The exhibit will also include displays from each of the university’s six academic colleges and academic programs, including the core curriculum, Center for Global Education and Center for Citizenship and Community.

The displays will use video and media displays to demonstrate how the groups relate to the community. Some of the videos will have captions and others will be heard with the use of earphones.

Some of these exhibits will also use photographs, posters and printed material to relay their message. Ramsbottom said this is beneficial because people who want to spend a short amount of time at the exhibit can still learn something.

“If somebody wants to spend a fair amount of time at any individual exhibit they could do so because they can listen to all the videos and materials,” Ramsbottom said. “If some people just want to pass through quickly, they will be able to get something out of it as well with these passive displays.”

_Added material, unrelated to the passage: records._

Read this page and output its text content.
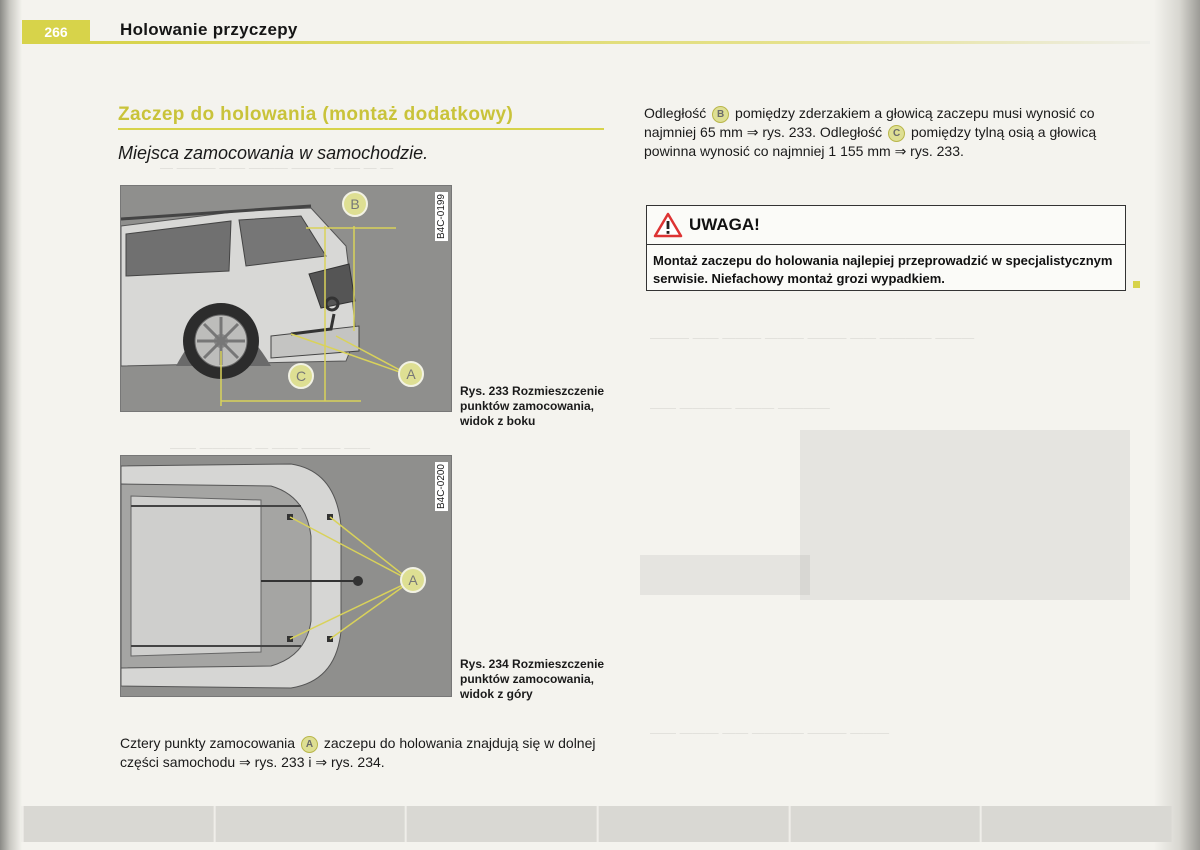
— — —— ——— ——— —— ——— —
—— ——— —— — ———— ——
——— ———— —— ——— ——— ——— —— ———
———— ——— ———— ——
——— ——— ———— —— ——— ——
266	Holowanie przyczepy
Zaczep do holowania (montaż dodatkowy)
Miejsca zamocowania w samochodzie.
B
C	A
B4C-0199
Rys. 233 Rozmieszczenie punktów zamocowania, widok z boku
A
B4C-0200
Rys. 234 Rozmieszczenie punktów zamocowania, widok z góry
Cztery punkty zamocowania A zaczepu do holowania znajdują się w dolnej części samochodu ⇒ rys. 233 i ⇒ rys. 234.
Odległość B pomiędzy zderzakiem a głowicą zaczepu musi wynosić co najmniej 65 mm ⇒ rys. 233. Odległość C pomiędzy tylną osią a głowicą powinna wynosić co najmniej 1 155 mm ⇒ rys. 233.
UWAGA!
Montaż zaczepu do holowania najlepiej przeprowadzić w specjalistycznym serwisie. Niefachowy montaż grozi wypadkiem.
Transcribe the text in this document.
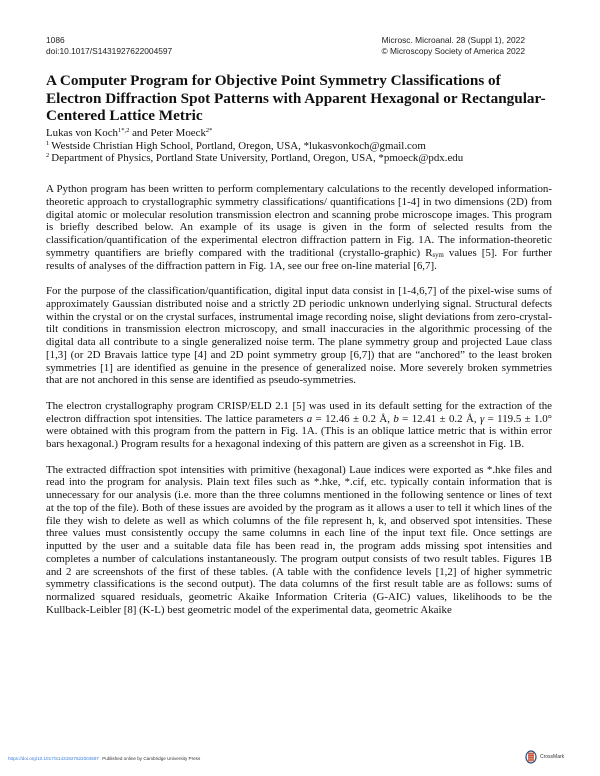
1086
doi:10.1017/S1431927622004597
Microsc. Microanal. 28 (Suppl 1), 2022
© Microscopy Society of America 2022
A Computer Program for Objective Point Symmetry Classifications of Electron Diffraction Spot Patterns with Apparent Hexagonal or Rectangular-Centered Lattice Metric
Lukas von Koch$^{1*,2}$ and Peter Moeck$^{2*}$
$^1$ Westside Christian High School, Portland, Oregon, USA, *lukasvonkoch@gmail.com
$^2$ Department of Physics, Portland State University, Portland, Oregon, USA, *pmoeck@pdx.edu

A Python program has been written to perform complementary calculations to the recently developed information-theoretic approach to crystallographic symmetry classifications/ quantifications [1-4] in two dimensions (2D) from digital atomic or molecular resolution transmission electron and scanning probe microscope images. This program is briefly described below. An example of its usage is given in the form of selected results from the classification/quantification of the experimental electron diffraction pattern in Fig. 1A. The information-theoretic symmetry quantifiers are briefly compared with the traditional (crystallo-graphic) $R_{sym}$ values [5]. For further results of analyses of the diffraction pattern in Fig. 1A, see our free on-line material [6,7].

For the purpose of the classification/quantification, digital input data consist in [1-4,6,7] of the pixel-wise sums of approximately Gaussian distributed noise and a strictly 2D periodic unknown underlying signal. Structural defects within the crystal or on the crystal surfaces, instrumental image recording noise, slight deviations from zero-crystal-tilt conditions in transmission electron microscopy, and small inaccuracies in the algorithmic processing of the digital data all contribute to a single generalized noise term. The plane symmetry group and projected Laue class [1,3] (or 2D Bravais lattice type [4] and 2D point symmetry group [6,7]) that are “anchored” to the least broken symmetries [1] are identified as genuine in the presence of generalized noise. More severely broken symmetries that are not anchored in this sense are identified as pseudo-symmetries.

The electron crystallography program CRISP/ELD 2.1 [5] was used in its default setting for the extraction of the electron diffraction spot intensities. The lattice parameters a = 12.46 ± 0.2 Å, b = 12.41 ± 0.2 Å, γ = 119.5 ± 1.0° were obtained with this program from the pattern in Fig. 1A. (This is an oblique lattice metric that is within error bars hexagonal.) Program results for a hexagonal indexing of this pattern are given as a screenshot in Fig. 1B.

The extracted diffraction spot intensities with primitive (hexagonal) Laue indices were exported as *.hke files and read into the program for analysis. Plain text files such as *.hke, *.cif, etc. typically contain information that is unnecessary for our analysis (i.e. more than the three columns mentioned in the following sentence or lines of text at the top of the file). Both of these issues are avoided by the program as it allows a user to tell it which lines of the file they wish to delete as well as which columns of the file represent h, k, and observed spot intensities. These three values must consistently occupy the same columns in each line of the input text file. Once settings are inputted by the user and a suitable data file has been read in, the program adds missing spot intensities and completes a number of calculations instantaneously. The program output consists of two result tables. Figures 1B and 2 are screenshots of the first of these tables. (A table with the confidence levels [1,2] of higher symmetric symmetry classifications is the second output). The data columns of the first result table are as follows: sums of normalized squared residuals, geometric Akaike Information Criteria (G-AIC) values, likelihoods to be the Kullback-Leibler [8] (K-L) best geometric model of the experimental data, geometric Akaike

https://doi.org/10.1017/S1431927622004597 Published online by Cambridge University Press	CrossMark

Darlene Waddell, who represents the College of Education on the committee, said she thinks the exhibit is a great way to demonstrate Butler’s connection to the community.

The COE’s exhibit will present the college’s work with the Indianapolis Public Schools’ Lab School 60 and Shortridge Magnet High School.

“I think the exhibit will draw in the community and showcase Butler’s academic side,” Waddell said. “I hope the community will see that we can still have dreams and to use their imagination to reach them.”

To go with the inauguration’s theme of “Imagine the Possibilities,” Ramsbottom said the committee decided to set up a kiosk with a computer, where visitors can suggest new possibilities for Butler.

The ideas will be given to President Jim Danko after inauguration events end.

Once visitors enter their suggestions, they will be able to view them as they run on the screen on a continuous loop.

Ramsbottom said there are plans to make the kiosk movable so it can be placed in other venues on campus for people to express their opinions.

“I really like that idea,” junior marketing and Spanish major Ali Harre said. “I think that shows the university is really serious about taking student opinions with regards to campus and our future. I am definitely going to go write something on it.”

Ramsbottom said she hopes community members learn more about how Butler’s academic division works and its community involvement.

“I think a lot of the activities on display may be known to students in a particular major, but it is a rare opportunity for this information to be accessible to the public in an entertaining way to see a full range of activities,” Ramsbottom said. “Another theme one sees is how much collaboration across colleges happens naturally when there is a focus on experiential education.”